Por isso, conhecer esse país sempre foi um objetivo pessoal – meio que relegado a um segundo plano, mas ainda assim um objetivo.

 

Frios?

Antes de ir para a Rússia, tanto meus amigos brasileiros quanto europeus me perguntavam o que uma garota de 27 anos viajando sozinha iria fazer lá e sempre me alertavam que os russos eram frios, antipáticos, violentos e que ninguém falava inglês. A afirmação mais correta é a última, pois a maioria não fala nada além da língua materna.

 

Na minha primeira vez no Kremlin fui ao posto de informações tirar algumas dúvidas sobre os ingressos. Questionei a funcionária em inglês, ela me disse um monte de coisa em russo e me entregou um folheto.
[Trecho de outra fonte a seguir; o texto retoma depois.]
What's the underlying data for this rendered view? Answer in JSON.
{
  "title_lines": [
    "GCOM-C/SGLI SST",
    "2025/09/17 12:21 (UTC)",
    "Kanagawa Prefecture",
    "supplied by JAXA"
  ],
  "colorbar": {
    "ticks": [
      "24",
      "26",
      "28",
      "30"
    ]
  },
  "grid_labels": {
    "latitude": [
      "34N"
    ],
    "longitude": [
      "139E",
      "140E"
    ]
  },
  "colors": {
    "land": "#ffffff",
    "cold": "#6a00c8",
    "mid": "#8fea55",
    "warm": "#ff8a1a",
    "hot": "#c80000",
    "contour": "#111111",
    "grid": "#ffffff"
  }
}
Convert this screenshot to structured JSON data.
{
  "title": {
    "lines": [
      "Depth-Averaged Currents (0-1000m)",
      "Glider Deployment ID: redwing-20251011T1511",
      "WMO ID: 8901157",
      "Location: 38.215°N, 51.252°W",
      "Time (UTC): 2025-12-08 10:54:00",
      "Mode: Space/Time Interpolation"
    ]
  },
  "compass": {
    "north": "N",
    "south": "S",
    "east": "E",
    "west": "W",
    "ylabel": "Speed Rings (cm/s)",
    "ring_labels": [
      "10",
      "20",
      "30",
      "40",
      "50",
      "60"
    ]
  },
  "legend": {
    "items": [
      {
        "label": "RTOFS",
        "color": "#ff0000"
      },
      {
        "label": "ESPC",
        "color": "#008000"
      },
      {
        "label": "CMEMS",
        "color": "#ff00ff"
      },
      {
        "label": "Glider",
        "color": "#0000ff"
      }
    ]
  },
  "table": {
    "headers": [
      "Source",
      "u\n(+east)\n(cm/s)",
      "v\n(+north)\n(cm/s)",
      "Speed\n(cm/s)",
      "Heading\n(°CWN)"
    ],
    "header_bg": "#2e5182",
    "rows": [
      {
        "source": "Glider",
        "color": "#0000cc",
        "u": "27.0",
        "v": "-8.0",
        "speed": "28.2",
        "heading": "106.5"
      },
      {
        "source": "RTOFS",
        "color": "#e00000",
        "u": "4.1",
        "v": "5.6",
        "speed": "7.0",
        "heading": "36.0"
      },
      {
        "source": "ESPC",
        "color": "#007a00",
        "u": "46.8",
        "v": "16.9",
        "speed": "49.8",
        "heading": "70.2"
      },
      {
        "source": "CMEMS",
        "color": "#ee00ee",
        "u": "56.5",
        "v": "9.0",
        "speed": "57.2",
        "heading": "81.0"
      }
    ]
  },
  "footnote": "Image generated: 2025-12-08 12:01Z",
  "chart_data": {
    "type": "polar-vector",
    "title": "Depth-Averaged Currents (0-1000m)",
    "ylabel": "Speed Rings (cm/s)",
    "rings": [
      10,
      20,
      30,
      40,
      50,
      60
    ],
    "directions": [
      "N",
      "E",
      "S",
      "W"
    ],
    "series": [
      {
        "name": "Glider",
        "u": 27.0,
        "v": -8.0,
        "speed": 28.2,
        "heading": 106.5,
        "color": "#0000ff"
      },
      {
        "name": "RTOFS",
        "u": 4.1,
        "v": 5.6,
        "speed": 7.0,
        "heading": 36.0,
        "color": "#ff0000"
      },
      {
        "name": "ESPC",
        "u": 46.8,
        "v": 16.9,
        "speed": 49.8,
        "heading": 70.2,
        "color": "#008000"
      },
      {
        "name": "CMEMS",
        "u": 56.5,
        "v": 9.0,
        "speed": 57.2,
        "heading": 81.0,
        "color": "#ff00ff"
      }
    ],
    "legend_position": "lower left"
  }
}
E é mais ou menos sempre assim. Talvez tenha sido azar o meu, ela estava de mau humor ou o que seja, enfim…

 

Crianças admiram um quadro no Museum of the Great Patriotic War | Foto: Zizo Asnis

 

Quando falamos com alguém nas ruas, eles respondem em russo, então fazemos aquela cara de interrogação e eles começam a repetir a mesma coisa, mas gritando, como se, automaticamente, fôssemos capazes de compreender russo quando eles falam mais alto. O único efeito real era me deixar nervosa, fazendo com que esquecesse até as poucas frases que tinha aprendido na língua local. 

 

Portanto, esse é sim um tipo de comportamento comum de se encontrar no cotidiano. Por outro lado, após passar um tempo com os russos, percebe-se que esses podem se mostrar receptivos, generosos, gentis.

 

Como quando, depois de ficar 1 hora na fila para entrar no Mausoleu de Lenin, ao abrir a mochila e passar pelo detector de metais, o soldado me cumprimenta em inglês e me pergunta de onde sou. Digo que sou do Brasil e segue o seguinte diálogo:

 

- Brasileira?

- Sim.

- Ronaldo! Futebol! Olimpíadas agora?!?! 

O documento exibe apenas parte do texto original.